Ruby Walker’s mother was born into slavery, and she worked in Alabama’s cotton fields. She didn’t want her daughter to grow up believing this world of separation was to be borne without complaint. No longer would they bow their heads in submission. They were ready to fight.

Hutchins says she was inspired by her parents at an early age to take up the struggle, too. So when blacks and whites were given freedom to attend any school of their choice, she chose to do what few students in town were brave enough to do. She enrolled in the Albert G. Parrish High School and was soon joined by seven other black students. By the end of her first day, she realized she was in a different world, a world where she was unwanted.
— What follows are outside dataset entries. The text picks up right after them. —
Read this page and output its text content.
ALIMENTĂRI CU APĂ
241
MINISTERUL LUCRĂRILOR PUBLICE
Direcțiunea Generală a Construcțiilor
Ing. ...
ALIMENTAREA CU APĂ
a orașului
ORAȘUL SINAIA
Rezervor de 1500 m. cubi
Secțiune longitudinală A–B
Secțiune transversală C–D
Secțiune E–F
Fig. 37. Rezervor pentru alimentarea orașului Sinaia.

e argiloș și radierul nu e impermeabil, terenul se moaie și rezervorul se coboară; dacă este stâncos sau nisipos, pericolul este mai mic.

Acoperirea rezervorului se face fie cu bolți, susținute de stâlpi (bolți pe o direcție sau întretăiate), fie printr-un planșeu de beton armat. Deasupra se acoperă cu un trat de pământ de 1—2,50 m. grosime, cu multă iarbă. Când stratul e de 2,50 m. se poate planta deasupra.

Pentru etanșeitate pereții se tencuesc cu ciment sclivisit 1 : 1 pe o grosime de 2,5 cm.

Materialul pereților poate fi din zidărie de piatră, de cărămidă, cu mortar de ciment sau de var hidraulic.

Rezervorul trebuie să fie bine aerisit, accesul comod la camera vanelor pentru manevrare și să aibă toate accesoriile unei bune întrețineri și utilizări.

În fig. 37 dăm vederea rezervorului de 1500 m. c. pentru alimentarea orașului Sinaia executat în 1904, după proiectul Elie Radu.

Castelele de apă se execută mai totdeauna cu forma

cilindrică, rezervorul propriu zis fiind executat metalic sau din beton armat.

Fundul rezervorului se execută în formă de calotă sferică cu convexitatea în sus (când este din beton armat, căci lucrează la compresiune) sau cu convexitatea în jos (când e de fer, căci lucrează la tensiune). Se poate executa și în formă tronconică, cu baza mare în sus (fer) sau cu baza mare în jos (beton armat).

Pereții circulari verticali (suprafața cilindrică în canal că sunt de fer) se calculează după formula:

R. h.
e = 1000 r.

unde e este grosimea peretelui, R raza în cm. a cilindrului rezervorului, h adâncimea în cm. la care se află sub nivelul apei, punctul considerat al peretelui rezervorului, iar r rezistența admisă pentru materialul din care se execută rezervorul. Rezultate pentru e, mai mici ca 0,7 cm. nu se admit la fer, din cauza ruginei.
“It was really the worst year of my life,” she recalls. “I was called ‘nigger’ every day. Leaves were thrown in my face. Students in class spat on the seats next to them because they did not want me to sit there.”

She thought it was because she was poor. The other girls had nice clothes. When her father bought her four new dresses, she was certain things would get better. “I went home, and I thought, ‘When I wear this nice, pretty dress to school tomorrow, they’ll accept me just like one of them,’ ” she says of her white classmates. By the time the school bell rang, she’d learned a harsh lesson: Nothing she did made a difference. “It hurt me so bad,” she says.

She came home that night and begged her parents to let her go back to the voluntarily segregated R.B. Hudson High School. “My Dad gave me a hug and he said, ‘Everything’s going to be OK. This is the change that your mother was talking about,’ ” she says.
Mr. Obama’s election has galvanized the city, but few more than this family. “That is the change that Martin Luther King Jr. was talking about, my mother talked about, and my father’s mother talked before,” she says. “I think it’s the most remarkable thing that could have ever happened in America.”

•••

Change has come slowly to Selma. Strip malls and big box merchants have infiltrated the area, and yet a third of the residents live below the poverty line. Schools are segregated by choice now. Especially on Sunday, there’s no blending of races. Sometimes Hutchins stands at her pulpit and looks out over the sanctuary filled with black faces. Across town, whites attend other churches.

All this is one reason Hutchins has been so adamant about attending the inaugural. She wants to honor what change has come about. Initially, she hesitated to take the trip. She knew it would be an arduous walk.

But she’s been exercising and doesn’t want to watch such a historic moment on TV. More than anything, she wants to see the fulfillment of her parents’ labors. “I’m mentally prepared for whatever I have to do, because it’s so important to my family,” she says.

Hutchins spent the night of Obama’s election phoning back and forth with her daughters. Talisa, the eldest, was working the night shift at Hyundai, and was depending on her mother for updates. Her younger daughter, Tamira, who is 16, was in her bedroom watching the returns as well.

“I was still on the phone, and she came running in the room, saying, ‘Mama, mama, he’s been elected!’ ” she says. “And I just threw the phone away and started crying as we rejoiced.”

She wants her children to understand the struggles her mother and she went through to get to this point. “It’s a moment in history,” she says. “To be there to witness this is the best thing that could have ever happened in our lives.”

Part 2 of a three-part series on a school's journey from Selma, Ala. Part 1, Knox Elementary goes to Washington for the inauguration, ran on Thursday.